Egg in a Cage?
17 August 2012 | This 'n' that
A windowless wooden construction with a timber interior sits on a busy route between the bus and railway stations in the middle of Helsinki. The egg-shaped Chapel of Silence contains simple wooden benches, offering a moment of peace and quiet for anyone passing by.
Almost 12 metres high, 270 square metres in overall footprint, it is a sacral space, with a small cross and an altar at the back, but it is not intended for liturgical purposes – however, social services are available for private conversation during opening hours.
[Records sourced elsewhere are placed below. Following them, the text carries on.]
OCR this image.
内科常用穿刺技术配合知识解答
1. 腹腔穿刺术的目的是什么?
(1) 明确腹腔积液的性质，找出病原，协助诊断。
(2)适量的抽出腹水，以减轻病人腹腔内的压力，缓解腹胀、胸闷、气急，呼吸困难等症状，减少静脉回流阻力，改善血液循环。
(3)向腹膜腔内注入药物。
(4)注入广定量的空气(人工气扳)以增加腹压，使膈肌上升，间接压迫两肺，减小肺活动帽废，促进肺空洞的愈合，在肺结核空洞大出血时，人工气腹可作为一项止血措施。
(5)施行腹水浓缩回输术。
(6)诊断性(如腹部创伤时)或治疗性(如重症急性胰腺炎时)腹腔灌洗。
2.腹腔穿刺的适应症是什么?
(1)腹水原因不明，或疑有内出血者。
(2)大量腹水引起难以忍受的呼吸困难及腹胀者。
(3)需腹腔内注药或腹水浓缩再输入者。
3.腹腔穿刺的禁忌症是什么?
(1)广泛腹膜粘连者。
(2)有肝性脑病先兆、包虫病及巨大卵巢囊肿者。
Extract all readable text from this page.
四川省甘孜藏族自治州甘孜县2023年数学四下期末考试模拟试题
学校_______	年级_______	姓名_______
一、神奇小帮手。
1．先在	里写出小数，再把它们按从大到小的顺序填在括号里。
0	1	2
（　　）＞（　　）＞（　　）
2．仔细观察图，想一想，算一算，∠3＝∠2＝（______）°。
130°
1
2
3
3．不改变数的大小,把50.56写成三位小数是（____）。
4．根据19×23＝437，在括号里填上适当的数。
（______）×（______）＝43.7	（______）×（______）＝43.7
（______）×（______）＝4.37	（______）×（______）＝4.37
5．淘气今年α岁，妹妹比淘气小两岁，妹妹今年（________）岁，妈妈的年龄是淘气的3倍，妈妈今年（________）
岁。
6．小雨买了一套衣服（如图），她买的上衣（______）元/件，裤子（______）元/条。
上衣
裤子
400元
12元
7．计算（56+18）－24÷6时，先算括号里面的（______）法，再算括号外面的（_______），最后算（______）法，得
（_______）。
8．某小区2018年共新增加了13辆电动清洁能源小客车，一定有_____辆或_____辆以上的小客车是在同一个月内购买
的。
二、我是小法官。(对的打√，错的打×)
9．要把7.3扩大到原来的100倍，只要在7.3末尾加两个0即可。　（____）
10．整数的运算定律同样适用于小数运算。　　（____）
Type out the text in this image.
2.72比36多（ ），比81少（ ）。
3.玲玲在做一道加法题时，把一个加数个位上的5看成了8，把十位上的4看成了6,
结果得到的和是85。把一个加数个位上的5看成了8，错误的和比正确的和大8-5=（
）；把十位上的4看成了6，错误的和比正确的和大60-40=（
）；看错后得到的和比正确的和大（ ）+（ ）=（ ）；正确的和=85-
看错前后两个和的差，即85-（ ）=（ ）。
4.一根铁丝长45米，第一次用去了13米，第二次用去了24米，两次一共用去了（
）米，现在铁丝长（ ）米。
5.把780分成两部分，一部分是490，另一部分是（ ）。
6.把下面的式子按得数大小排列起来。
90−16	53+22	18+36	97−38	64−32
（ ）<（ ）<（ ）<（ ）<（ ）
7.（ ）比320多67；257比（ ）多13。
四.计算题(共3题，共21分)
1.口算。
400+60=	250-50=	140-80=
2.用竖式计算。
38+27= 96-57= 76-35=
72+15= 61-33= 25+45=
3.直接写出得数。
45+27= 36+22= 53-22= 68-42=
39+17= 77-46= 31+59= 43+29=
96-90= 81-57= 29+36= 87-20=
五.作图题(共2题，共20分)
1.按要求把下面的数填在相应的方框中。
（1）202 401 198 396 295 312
Helsinki is this year’s World Design Capital – together with the neighbouring cities of Espoo, Vantaa, and Kauniainen, and Lahti, a hundred kilometres to the north. Every second year the International Council of Societies of Industrial Design recognises one global city `for its accomplishments in utilizing design as a tool to improve social, cultural, and economic life’.
The Chapel of Silence (designed by Mikko Summanen) in Helsinki was erected to be used by citizens and visitors alike. Also new is the Pavilion, an open-to-all space – close to the Design Museum – and showcase of Finnish sustainable wood architecture (designed by Pyry-Pekka Kantonen).
Among the events that take place there are music, lunchtime yoga and various discussions; it is rather like a living room without walls.
We suspect that curiosity may be a stronger motive than the urge to experience a moment of silence – but nevertheless, since the opening on 1 June the Chapel has been visited by more than 100,000 people.
The smooth wooden surfaces – spruce outside, black alder inside – and soft lighting do have a soothing effect on the restless passer-by – provided you are able to concentrate on your inner life instead of listening to the noise caused by other visitors shuffling on the floor, whispering, coughing, opening of doors etc. In the year of his centenary, a Cagean experience, then?